The first is the difference in how $p$ is defined:
$$ p = \begin{cases} 1 - \frac{\alpha}{2(n-i+1)}, & \text{if two-tailed} \\ 1 - \frac{\alpha}{(n-i+1)}, & \text{if one-tailed} \end{cases} $$The next is with how $x_{(i)}$, and consequently $R_i$, is calculated:
$$ x_{(i)} = \begin{cases} \max_{j=1, …, n-i} \big|x_j^* - \bar{x}_{(i)}\big|, & \text{if two-tailed} \\ x_{(\min)}, & \text{if left tailed} \\ x_{(\max)}, & \text{if right tailed} \end{cases} $$$$ R_{i} = \begin{cases} \frac{|x_{(i)} - \bar{x}_{(i)}|}{s_{(i)}}, & \text{if two-tailed} \\ \frac{\bar{x}_{(i)} - x_{(\min)}}{s_{(i)}}, & \text{if left tailed} \\ \frac{x_{(\max)} - \bar{x}_{(i)}}{s_{(i)}}, & \text{if right tailed} \end{cases} $$Note that the change is only adjusting $p$ calculation to no longer divide by two (two-tail vs one) and then conditioning on the sign of the most extreme values we pick.
References
The Rosner test is related to the Grubb’s test and Tietjen-Moore test.
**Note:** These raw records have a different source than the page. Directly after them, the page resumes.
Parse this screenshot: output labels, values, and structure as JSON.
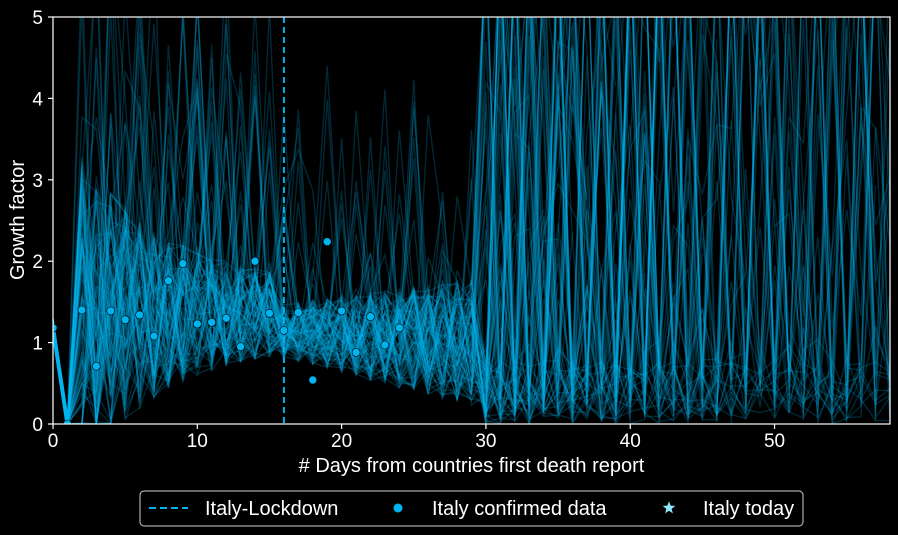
{
  "chart_data": {
    "type": "line",
    "xlabel": "# Days from countries first death report",
    "ylabel": "Growth factor",
    "xlim": [
      0,
      58
    ],
    "ylim": [
      0,
      5
    ],
    "xticks": [
      "0",
      "10",
      "20",
      "30",
      "40",
      "50"
    ],
    "yticks": [
      "0",
      "1",
      "2",
      "3",
      "4",
      "5"
    ],
    "grid": false,
    "legend_position": "bottom-center",
    "colors": {
      "accent": "#00b4f0",
      "background": "#000000",
      "axes": "#ffffff"
    },
    "lockdown": {
      "name": "Italy-Lockdown",
      "x": 16
    },
    "series": [
      {
        "name": "Italy confirmed data",
        "kind": "scatter",
        "x": [
          0,
          1,
          2,
          3,
          4,
          5,
          6,
          7,
          8,
          9,
          10,
          11,
          12,
          13,
          14,
          15,
          16,
          17,
          18,
          19,
          20,
          21,
          22,
          23,
          24
        ],
        "y": [
          1.18,
          0.0,
          1.4,
          0.71,
          1.39,
          1.28,
          1.34,
          1.08,
          1.76,
          1.97,
          1.23,
          1.25,
          1.3,
          0.95,
          2.0,
          1.36,
          1.15,
          1.37,
          0.54,
          2.24,
          1.39,
          0.88,
          1.32,
          0.97,
          1.18
        ]
      },
      {
        "name": "Italy today",
        "kind": "marker",
        "x": null,
        "y": null
      }
    ],
    "simulation": {
      "description_visible": false,
      "early_window": [
        1,
        15
      ],
      "mid_window": [
        15,
        29
      ],
      "late_window": [
        29,
        58
      ]
    }
  }
}
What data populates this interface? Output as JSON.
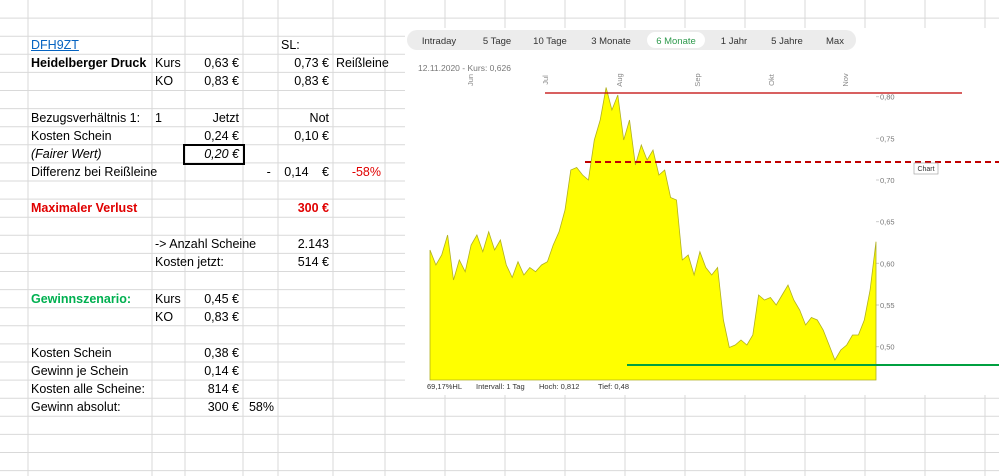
{
  "sheet": {
    "rows": [
      [
        null,
        null,
        null,
        null,
        null,
        null
      ],
      [
        null,
        null,
        null,
        null,
        null,
        null
      ],
      [
        "DFH9ZT",
        null,
        null,
        null,
        "SL:",
        null
      ],
      [
        "Heidelberger Druck",
        "Kurs",
        "0,63 €",
        null,
        "0,73 €",
        "Reißleine"
      ],
      [
        null,
        "KO",
        "0,83 €",
        null,
        "0,83 €",
        null
      ],
      [
        null,
        null,
        null,
        null,
        null,
        null
      ],
      [
        "Bezugsverhältnis 1:",
        "1",
        "Jetzt",
        null,
        "Not",
        null
      ],
      [
        "Kosten Schein",
        null,
        "0,24 €",
        null,
        "0,10 €",
        null
      ],
      [
        "(Fairer Wert)",
        null,
        "0,20 €",
        null,
        null,
        null
      ],
      [
        "Differenz bei Reißleine",
        null,
        null,
        null,
        "- 0,14 €",
        "-58%"
      ],
      [
        null,
        null,
        null,
        null,
        null,
        null
      ],
      [
        "Maximaler Verlust",
        null,
        null,
        null,
        "300 €",
        null
      ],
      [
        null,
        null,
        null,
        null,
        null,
        null
      ],
      [
        null,
        "-> Anzahl Scheine",
        null,
        null,
        "2.143",
        null
      ],
      [
        null,
        "Kosten jetzt:",
        null,
        null,
        "514 €",
        null
      ],
      [
        null,
        null,
        null,
        null,
        null,
        null
      ],
      [
        "Gewinnszenario:",
        "Kurs",
        "0,45 €",
        null,
        null,
        null
      ],
      [
        null,
        "KO",
        "0,83 €",
        null,
        null,
        null
      ],
      [
        null,
        null,
        null,
        null,
        null,
        null
      ],
      [
        "Kosten Schein",
        null,
        "0,38 €",
        null,
        null,
        null
      ],
      [
        "Gewinn je Schein",
        null,
        "0,14 €",
        null,
        null,
        null
      ],
      [
        "Kosten alle Scheine:",
        null,
        "814 €",
        null,
        null,
        null
      ],
      [
        "Gewinn absolut:",
        null,
        "300 €",
        "58%",
        null,
        null
      ]
    ]
  },
  "chart": {
    "tabs": [
      "Intraday",
      "5 Tage",
      "10 Tage",
      "3 Monate",
      "6 Monate",
      "1 Jahr",
      "5 Jahre",
      "Max"
    ],
    "active_tab": "6 Monate",
    "header": "12.11.2020  -  Kurs: 0,626",
    "months": [
      "Jun",
      "Jul",
      "Aug",
      "Sep",
      "Okt",
      "Nov"
    ],
    "ylim": [
      0.46,
      0.82
    ],
    "yticks": [
      {
        "value": 0.8,
        "label": "0,80"
      },
      {
        "value": 0.75,
        "label": "0,75"
      },
      {
        "value": 0.7,
        "label": "0,70"
      },
      {
        "value": 0.65,
        "label": "0,65"
      },
      {
        "value": 0.6,
        "label": "0,60"
      },
      {
        "value": 0.55,
        "label": "0,55"
      },
      {
        "value": 0.5,
        "label": "0,50"
      }
    ],
    "values": [
      0.616,
      0.598,
      0.61,
      0.634,
      0.58,
      0.604,
      0.59,
      0.622,
      0.634,
      0.614,
      0.638,
      0.616,
      0.628,
      0.598,
      0.583,
      0.602,
      0.586,
      0.595,
      0.59,
      0.598,
      0.602,
      0.622,
      0.638,
      0.664,
      0.712,
      0.715,
      0.706,
      0.7,
      0.748,
      0.772,
      0.811,
      0.784,
      0.802,
      0.748,
      0.772,
      0.718,
      0.742,
      0.724,
      0.736,
      0.706,
      0.712,
      0.679,
      0.676,
      0.604,
      0.61,
      0.586,
      0.614,
      0.595,
      0.586,
      0.595,
      0.532,
      0.499,
      0.502,
      0.508,
      0.502,
      0.514,
      0.562,
      0.556,
      0.559,
      0.55,
      0.562,
      0.574,
      0.556,
      0.544,
      0.526,
      0.535,
      0.532,
      0.52,
      0.502,
      0.484,
      0.496,
      0.502,
      0.514,
      0.514,
      0.532,
      0.568,
      0.626
    ],
    "chart_label": "Chart",
    "footer": [
      "69,17%HL",
      "Intervall: 1 Tag",
      "Hoch: 0,812",
      "Tief: 0,48"
    ]
  }
}
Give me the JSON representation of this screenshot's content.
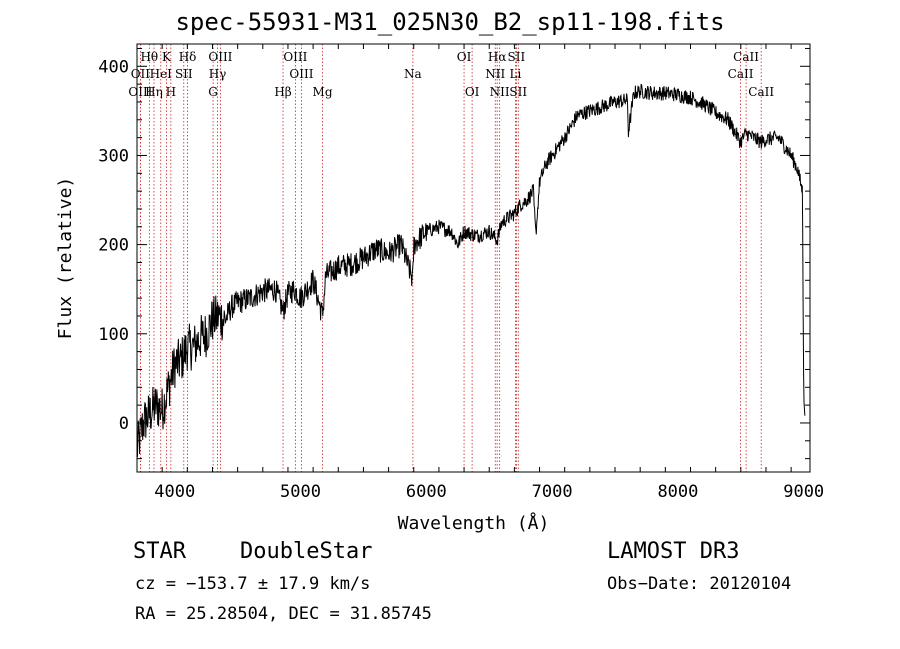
{
  "chart_data": {
    "type": "line",
    "title": "spec-55931-M31_025N30_B2_sp11-198.fits",
    "xlabel": "Wavelength (Å)",
    "ylabel": "Flux (relative)",
    "xlim": [
      3700,
      9050
    ],
    "ylim": [
      -55,
      425
    ],
    "xticks": [
      4000,
      5000,
      6000,
      7000,
      8000,
      9000
    ],
    "yticks": [
      0,
      100,
      200,
      300,
      400
    ],
    "spectrum_anchors": {
      "x": [
        3700,
        3750,
        3800,
        3850,
        3900,
        3950,
        4000,
        4050,
        4100,
        4150,
        4200,
        4250,
        4300,
        4350,
        4400,
        4450,
        4500,
        4600,
        4700,
        4800,
        4861,
        4900,
        4950,
        5000,
        5100,
        5175,
        5200,
        5300,
        5400,
        5500,
        5600,
        5700,
        5800,
        5893,
        5900,
        6000,
        6100,
        6200,
        6250,
        6300,
        6400,
        6500,
        6563,
        6600,
        6650,
        6700,
        6750,
        6800,
        6850,
        6870,
        6900,
        6950,
        7000,
        7100,
        7200,
        7300,
        7400,
        7500,
        7600,
        7605,
        7650,
        7700,
        7800,
        7900,
        8000,
        8100,
        8200,
        8300,
        8400,
        8498,
        8542,
        8600,
        8662,
        8700,
        8800,
        8900,
        8950,
        8990,
        9000,
        9010
      ],
      "y": [
        -30,
        0,
        10,
        20,
        15,
        40,
        65,
        70,
        85,
        85,
        95,
        100,
        115,
        120,
        115,
        130,
        135,
        140,
        148,
        150,
        125,
        145,
        150,
        140,
        160,
        120,
        165,
        175,
        178,
        185,
        195,
        190,
        200,
        160,
        200,
        215,
        220,
        215,
        200,
        215,
        210,
        215,
        205,
        225,
        230,
        235,
        245,
        250,
        260,
        210,
        270,
        290,
        300,
        320,
        345,
        350,
        355,
        360,
        362,
        325,
        370,
        372,
        370,
        370,
        368,
        365,
        358,
        348,
        340,
        315,
        325,
        320,
        315,
        318,
        320,
        300,
        285,
        260,
        40,
        0
      ],
      "noise_amplitude": 14
    },
    "spectral_lines": [
      {
        "label": "Hθ",
        "wavelength": 3798,
        "row": 1
      },
      {
        "label": "OII",
        "wavelength": 3727,
        "row": 2
      },
      {
        "label": "OIII",
        "wavelength": 3727,
        "row": 3
      },
      {
        "label": "Hη",
        "wavelength": 3835,
        "row": 3
      },
      {
        "label": "HeI",
        "wavelength": 3889,
        "row": 2
      },
      {
        "label": "K",
        "wavelength": 3934,
        "row": 1
      },
      {
        "label": "H",
        "wavelength": 3969,
        "row": 3
      },
      {
        "label": "SII",
        "wavelength": 4072,
        "row": 2
      },
      {
        "label": "Hδ",
        "wavelength": 4102,
        "row": 1
      },
      {
        "label": "OIII",
        "wavelength": 4363,
        "row": 1
      },
      {
        "label": "Hγ",
        "wavelength": 4340,
        "row": 2
      },
      {
        "label": "G",
        "wavelength": 4305,
        "row": 3
      },
      {
        "label": "Hβ",
        "wavelength": 4861,
        "row": 3
      },
      {
        "label": "OIII",
        "wavelength": 4959,
        "row": 1
      },
      {
        "label": "OIII",
        "wavelength": 5007,
        "row": 2
      },
      {
        "label": "Mg",
        "wavelength": 5175,
        "row": 3
      },
      {
        "label": "Na",
        "wavelength": 5893,
        "row": 2
      },
      {
        "label": "OI",
        "wavelength": 6300,
        "row": 1
      },
      {
        "label": "OI",
        "wavelength": 6364,
        "row": 3
      },
      {
        "label": "Hα",
        "wavelength": 6563,
        "row": 1
      },
      {
        "label": "NII",
        "wavelength": 6548,
        "row": 2
      },
      {
        "label": "NII",
        "wavelength": 6583,
        "row": 3
      },
      {
        "label": "SII",
        "wavelength": 6716,
        "row": 1
      },
      {
        "label": "SII",
        "wavelength": 6731,
        "row": 3
      },
      {
        "label": "Li",
        "wavelength": 6708,
        "row": 2
      },
      {
        "label": "CaII",
        "wavelength": 8542,
        "row": 1
      },
      {
        "label": "CaII",
        "wavelength": 8498,
        "row": 2
      },
      {
        "label": "CaII",
        "wavelength": 8662,
        "row": 3
      }
    ]
  },
  "info": {
    "class": "STAR",
    "subclass": "DoubleStar",
    "survey": "LAMOST DR3",
    "cz": "cz = −153.7 ± 17.9 km/s",
    "obs_date": "Obs−Date: 20120104",
    "radec": "RA =  25.28504, DEC =  31.85745"
  },
  "colors": {
    "line": "#000000",
    "marker": "#cc2222",
    "axis": "#000000"
  }
}
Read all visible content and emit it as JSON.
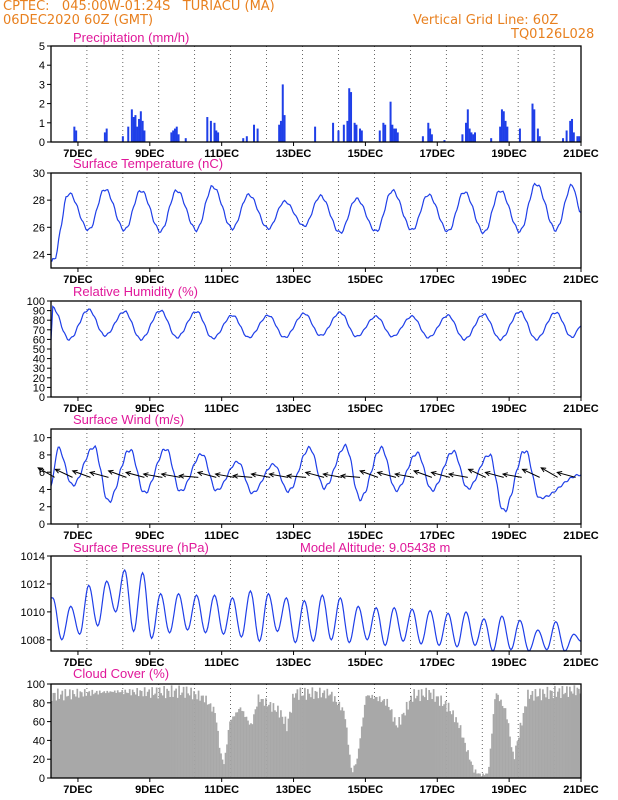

- Grubbs, Frank (February 1969), Procedures for Detecting Outlying Observations in Samples, Technometrics, 11(1), pp. 1-21
- Tietjen and Moore (August 1972), Some Grubbs-Type Statistics for the Detection of Outliers, Technometrics, 14(3), pp. 583-597.
- Rosner, Bernard (May 1983), Percentage Points for a Generalized ESD Many-Outlier Procedure,Technometrics, 25(2), pp. 165-172.